Começamos nosso processo artístico nos artefatos de cerâmica e nas formas e cores das criações indígenas. A arte barroca veio com força junto com os jesuítas e a doutrina cristã. A Corte portuguesa trouxe ao Rio de Janeiro o Academismo, e novas escolas de arte nasceram. Com o Brasil independente surgiram obras nacionalistas exaltando a natureza e a pátria. Nomes como Victor Meirelles exemplificam essa etapa.
Na primeira metade do século XX surgiu o Modernismo brasileiro, amplo movimento cultural que repercutiu fortemente sobre a cena artística e a sociedade, reivindicando liberdade às regras anteriores.

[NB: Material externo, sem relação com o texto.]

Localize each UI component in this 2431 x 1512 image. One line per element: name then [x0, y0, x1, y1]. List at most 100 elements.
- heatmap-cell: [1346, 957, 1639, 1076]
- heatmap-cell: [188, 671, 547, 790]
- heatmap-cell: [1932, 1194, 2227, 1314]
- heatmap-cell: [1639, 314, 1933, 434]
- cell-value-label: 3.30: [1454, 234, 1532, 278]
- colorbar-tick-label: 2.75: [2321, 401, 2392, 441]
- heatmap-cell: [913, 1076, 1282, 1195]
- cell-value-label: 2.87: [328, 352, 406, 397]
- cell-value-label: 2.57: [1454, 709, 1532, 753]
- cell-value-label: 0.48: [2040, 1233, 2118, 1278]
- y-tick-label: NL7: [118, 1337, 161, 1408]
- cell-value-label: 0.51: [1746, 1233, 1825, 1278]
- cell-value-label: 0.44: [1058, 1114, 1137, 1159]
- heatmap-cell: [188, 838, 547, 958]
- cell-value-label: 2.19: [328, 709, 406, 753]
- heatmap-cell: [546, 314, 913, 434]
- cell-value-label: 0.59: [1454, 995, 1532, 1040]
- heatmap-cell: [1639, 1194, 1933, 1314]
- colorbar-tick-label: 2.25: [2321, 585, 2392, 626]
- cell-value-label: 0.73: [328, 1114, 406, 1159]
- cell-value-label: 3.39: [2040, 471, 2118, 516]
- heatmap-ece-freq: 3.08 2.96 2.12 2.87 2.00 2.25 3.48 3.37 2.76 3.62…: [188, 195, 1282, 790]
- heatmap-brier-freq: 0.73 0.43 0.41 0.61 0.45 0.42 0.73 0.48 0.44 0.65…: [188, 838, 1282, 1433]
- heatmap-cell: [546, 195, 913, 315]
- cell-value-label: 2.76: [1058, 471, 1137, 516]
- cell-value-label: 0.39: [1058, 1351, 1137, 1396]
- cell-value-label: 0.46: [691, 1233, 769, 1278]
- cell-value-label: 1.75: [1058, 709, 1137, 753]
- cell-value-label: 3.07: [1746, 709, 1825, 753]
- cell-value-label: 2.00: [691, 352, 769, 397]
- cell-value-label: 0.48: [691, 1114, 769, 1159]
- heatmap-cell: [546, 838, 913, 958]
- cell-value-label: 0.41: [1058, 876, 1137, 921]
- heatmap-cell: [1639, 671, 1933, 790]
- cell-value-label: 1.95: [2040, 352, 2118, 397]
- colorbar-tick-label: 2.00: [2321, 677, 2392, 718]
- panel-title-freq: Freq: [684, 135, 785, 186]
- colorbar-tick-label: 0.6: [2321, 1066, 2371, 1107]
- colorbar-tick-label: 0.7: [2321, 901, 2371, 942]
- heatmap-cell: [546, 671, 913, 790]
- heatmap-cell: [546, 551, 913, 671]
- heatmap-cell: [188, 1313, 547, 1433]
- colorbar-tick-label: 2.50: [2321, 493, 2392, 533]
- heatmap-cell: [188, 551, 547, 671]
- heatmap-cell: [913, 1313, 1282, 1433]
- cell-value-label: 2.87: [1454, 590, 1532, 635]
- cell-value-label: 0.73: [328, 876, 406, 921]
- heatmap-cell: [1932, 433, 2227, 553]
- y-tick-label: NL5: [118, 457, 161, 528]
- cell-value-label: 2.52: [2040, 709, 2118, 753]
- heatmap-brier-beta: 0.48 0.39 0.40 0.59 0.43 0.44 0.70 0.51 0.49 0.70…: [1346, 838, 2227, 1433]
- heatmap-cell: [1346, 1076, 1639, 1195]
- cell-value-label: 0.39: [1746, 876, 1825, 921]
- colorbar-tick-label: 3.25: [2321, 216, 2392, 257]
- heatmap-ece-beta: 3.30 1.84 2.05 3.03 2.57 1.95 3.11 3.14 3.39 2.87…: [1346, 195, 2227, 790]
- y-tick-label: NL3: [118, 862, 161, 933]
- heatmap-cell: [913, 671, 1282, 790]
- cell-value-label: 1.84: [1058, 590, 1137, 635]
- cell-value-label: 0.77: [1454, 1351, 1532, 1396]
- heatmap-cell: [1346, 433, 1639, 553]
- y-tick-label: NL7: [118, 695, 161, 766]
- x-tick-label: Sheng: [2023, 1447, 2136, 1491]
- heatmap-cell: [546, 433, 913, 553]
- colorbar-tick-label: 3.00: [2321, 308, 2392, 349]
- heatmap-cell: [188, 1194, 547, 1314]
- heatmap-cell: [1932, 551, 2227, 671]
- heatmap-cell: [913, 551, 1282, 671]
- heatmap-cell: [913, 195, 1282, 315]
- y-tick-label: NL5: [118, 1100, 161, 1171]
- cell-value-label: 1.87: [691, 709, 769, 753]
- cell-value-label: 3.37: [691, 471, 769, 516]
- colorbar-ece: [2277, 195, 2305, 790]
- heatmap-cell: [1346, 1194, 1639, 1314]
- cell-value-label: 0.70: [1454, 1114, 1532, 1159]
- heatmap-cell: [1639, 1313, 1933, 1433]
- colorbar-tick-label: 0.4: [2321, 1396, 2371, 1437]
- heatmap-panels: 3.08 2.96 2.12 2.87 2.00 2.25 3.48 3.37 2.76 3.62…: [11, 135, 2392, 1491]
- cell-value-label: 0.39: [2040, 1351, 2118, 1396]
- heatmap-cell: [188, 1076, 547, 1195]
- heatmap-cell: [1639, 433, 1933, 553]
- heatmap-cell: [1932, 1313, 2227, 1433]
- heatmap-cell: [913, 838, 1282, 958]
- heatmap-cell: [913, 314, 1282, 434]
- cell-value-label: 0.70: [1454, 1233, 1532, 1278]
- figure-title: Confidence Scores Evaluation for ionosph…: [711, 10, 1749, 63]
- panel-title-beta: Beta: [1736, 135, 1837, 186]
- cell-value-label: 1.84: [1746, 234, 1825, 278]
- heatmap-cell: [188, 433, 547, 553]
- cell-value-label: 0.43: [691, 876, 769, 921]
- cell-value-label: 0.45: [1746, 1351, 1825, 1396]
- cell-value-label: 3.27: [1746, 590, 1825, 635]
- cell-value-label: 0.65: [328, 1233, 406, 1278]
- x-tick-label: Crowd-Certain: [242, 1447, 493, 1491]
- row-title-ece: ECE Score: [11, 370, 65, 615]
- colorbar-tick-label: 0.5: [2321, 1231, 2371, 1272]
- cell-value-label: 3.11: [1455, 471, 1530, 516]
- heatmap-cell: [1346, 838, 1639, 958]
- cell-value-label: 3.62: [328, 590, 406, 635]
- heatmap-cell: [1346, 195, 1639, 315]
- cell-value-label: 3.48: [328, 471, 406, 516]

A Semana de Arte Moderna de 1922 serviu de palco para essas novas experiências. Anita Malfatti, Di Cavalcanti e Tarsila Amaral são os grandes nomes do Modernismo.
A arte continuou passando por modificações, e Portinari brilhou com a tela Café, que denunciava as desigualdades sociais. A ditadura trouxe novas técnicas e novas formas de enxergar o ser humano na natureza. Com a abertura política, veio a explosão da temática do corpo. A arte Naïf, que acompanhava os outros movimentos, teve destaque nas mãos de Heitor dos Prazeres e Djanira.
A arte moderna atual toma rumos nunca previstos. Materiais se misturam, a fotografia entra em cena e a transformação continua. Vik Muniz é um exemplo de sucesso internacional, com um trabalho diferenciado e o uso de materiais perecíveis. Os próximos passos dependem da criatividade e da evolução de nosso povo.